# Schools closed again!!



## charleen (Apr 26, 2009)

So there are two more days off. Monday and Tuesday are days off but I am not sure if all schools are doing it or if just Egyptian ones. Some international schools may not close.

:clap2::clap2: my daughter is happy though!!


----------



## American_Girl (Jun 28, 2011)

The American school I teach at is giving students off Monday, but not teachers.


----------



## charleen (Apr 26, 2009)

Yeah I know keep the kids safe but who cares about teachers. Call in sick. No kids, no classes, so relax at home.


----------



## Sonrisa (Sep 2, 2010)

Thankfully French school is opening as normal. 
They have enough holidays during the year as it is.


----------



## Lanason (Sep 1, 2009)

Sonrisa said:


> Thankfully French school is opening as normal.
> They have enough holidays during the year as it is.

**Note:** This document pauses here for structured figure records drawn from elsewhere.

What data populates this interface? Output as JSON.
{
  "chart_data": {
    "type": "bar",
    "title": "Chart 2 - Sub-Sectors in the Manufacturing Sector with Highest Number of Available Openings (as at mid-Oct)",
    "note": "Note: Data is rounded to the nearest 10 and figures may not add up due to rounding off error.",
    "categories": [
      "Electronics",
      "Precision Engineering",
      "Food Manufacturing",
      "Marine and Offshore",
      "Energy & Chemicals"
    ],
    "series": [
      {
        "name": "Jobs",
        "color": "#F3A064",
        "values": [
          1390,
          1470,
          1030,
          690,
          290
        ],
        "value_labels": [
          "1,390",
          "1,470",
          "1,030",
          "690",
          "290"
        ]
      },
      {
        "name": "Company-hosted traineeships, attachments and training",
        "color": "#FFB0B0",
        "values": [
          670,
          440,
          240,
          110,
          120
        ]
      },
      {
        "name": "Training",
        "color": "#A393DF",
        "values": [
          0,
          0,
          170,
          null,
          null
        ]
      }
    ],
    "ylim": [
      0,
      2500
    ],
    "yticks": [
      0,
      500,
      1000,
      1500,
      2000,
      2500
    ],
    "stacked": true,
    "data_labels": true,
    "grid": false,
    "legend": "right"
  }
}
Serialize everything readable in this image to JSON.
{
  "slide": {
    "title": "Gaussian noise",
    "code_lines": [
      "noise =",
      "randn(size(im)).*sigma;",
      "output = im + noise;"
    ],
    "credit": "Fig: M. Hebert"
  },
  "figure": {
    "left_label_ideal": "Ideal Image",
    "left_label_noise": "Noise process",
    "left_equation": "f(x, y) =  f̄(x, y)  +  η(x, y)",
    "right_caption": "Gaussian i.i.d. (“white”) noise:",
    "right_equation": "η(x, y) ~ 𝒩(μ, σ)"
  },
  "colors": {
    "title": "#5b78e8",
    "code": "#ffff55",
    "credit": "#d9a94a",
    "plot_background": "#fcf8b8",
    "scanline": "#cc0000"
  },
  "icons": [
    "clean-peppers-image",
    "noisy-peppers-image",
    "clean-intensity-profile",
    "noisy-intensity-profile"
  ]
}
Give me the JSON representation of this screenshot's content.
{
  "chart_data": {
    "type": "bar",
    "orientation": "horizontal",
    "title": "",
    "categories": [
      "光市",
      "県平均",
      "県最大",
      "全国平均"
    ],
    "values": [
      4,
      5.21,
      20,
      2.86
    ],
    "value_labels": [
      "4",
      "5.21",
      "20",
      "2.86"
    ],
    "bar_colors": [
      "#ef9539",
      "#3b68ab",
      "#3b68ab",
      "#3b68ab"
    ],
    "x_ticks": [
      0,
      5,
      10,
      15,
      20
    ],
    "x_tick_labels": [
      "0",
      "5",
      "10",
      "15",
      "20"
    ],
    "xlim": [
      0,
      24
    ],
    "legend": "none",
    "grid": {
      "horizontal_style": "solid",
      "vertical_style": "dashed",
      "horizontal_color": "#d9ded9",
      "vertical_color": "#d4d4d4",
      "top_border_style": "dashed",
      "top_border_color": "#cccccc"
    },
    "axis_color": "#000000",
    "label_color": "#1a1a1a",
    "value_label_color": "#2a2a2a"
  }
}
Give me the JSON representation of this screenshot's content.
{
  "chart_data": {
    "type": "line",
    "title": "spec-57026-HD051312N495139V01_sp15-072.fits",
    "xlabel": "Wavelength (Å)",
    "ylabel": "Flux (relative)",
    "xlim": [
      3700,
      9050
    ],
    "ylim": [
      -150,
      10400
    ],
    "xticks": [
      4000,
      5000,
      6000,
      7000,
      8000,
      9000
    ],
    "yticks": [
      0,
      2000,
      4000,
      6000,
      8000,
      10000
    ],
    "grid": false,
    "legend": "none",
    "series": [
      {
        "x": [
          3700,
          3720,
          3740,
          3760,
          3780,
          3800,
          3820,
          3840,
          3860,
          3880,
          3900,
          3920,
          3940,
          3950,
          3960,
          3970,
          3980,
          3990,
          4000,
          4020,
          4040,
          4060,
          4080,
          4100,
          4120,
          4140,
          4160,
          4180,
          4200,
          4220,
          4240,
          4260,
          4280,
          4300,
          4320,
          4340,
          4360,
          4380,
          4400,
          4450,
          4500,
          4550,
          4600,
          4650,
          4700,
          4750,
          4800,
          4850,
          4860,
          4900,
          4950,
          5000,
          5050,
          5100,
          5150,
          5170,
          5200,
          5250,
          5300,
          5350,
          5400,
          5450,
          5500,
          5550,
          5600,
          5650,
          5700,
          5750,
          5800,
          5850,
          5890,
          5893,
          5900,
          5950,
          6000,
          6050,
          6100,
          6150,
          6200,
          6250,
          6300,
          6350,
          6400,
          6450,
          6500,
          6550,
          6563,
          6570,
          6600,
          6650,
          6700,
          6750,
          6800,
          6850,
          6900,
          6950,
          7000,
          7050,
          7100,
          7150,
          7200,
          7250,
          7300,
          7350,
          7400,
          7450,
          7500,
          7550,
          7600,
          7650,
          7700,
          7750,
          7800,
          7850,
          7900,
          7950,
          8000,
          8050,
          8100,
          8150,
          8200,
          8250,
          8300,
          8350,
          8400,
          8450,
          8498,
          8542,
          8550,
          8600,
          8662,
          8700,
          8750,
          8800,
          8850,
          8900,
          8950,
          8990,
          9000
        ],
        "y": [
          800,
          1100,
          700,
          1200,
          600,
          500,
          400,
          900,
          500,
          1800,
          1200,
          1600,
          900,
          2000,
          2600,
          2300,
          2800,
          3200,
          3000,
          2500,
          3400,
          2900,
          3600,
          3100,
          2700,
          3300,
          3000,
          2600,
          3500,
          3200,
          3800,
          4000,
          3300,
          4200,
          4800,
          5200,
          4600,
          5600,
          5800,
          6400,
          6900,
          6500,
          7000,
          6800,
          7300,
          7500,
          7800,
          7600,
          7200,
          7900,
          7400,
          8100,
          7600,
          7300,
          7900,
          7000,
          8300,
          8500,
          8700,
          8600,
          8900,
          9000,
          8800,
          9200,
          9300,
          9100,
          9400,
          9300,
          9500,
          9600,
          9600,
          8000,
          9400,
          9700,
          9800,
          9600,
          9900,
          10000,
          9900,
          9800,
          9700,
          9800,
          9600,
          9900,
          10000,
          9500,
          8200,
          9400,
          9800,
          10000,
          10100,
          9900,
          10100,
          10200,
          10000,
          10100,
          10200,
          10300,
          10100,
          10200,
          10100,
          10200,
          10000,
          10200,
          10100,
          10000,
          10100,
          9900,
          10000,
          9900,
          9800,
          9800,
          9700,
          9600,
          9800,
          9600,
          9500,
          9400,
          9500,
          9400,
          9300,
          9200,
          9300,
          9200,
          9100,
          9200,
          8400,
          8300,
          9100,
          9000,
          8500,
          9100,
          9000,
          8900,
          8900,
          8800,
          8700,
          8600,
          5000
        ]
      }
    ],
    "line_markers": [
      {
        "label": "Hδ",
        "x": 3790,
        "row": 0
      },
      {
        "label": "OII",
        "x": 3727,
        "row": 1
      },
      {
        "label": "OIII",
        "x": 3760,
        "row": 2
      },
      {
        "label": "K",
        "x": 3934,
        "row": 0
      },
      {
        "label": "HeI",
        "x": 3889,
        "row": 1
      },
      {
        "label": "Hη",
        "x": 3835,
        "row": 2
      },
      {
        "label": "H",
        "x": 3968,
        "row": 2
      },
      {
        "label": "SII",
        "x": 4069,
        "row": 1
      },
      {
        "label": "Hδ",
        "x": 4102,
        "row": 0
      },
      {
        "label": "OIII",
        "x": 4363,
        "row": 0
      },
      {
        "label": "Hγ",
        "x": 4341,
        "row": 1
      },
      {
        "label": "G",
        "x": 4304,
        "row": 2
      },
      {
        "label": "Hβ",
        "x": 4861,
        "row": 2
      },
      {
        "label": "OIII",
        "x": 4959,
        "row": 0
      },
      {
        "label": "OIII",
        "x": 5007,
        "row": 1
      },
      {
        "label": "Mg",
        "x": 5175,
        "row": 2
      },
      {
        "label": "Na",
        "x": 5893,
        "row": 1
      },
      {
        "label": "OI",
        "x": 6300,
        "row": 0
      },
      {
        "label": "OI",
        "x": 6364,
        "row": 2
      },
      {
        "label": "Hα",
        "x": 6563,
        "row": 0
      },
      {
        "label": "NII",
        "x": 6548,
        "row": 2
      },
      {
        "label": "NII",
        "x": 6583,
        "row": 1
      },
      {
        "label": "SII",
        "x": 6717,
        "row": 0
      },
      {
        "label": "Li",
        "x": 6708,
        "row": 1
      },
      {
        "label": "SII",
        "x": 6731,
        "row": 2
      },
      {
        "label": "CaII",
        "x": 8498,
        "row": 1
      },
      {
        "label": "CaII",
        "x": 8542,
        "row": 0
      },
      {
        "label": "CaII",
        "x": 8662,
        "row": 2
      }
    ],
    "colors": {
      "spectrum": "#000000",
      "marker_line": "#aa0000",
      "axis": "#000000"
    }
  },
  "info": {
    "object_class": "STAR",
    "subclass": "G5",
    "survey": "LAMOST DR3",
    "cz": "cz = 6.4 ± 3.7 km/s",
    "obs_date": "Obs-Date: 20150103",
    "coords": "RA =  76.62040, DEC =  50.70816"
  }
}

Our kids school is business as normal:clap2:


----------



## txlstewart (Jun 20, 2010)

We are at school all week as well....


----------



## aykalam (Apr 12, 2010)

My daughter's school is open, normal hours, but I have the day off. Yay!


----------



## charleen (Apr 26, 2009)

I actually enjoy this time off with my daughter cause normally it is just get her from school and then homework dinner and bed. We are actually getting time to do fun things together and study. We have all the assignments from the teacher and did most of them already so no big deal a few more days off.


----------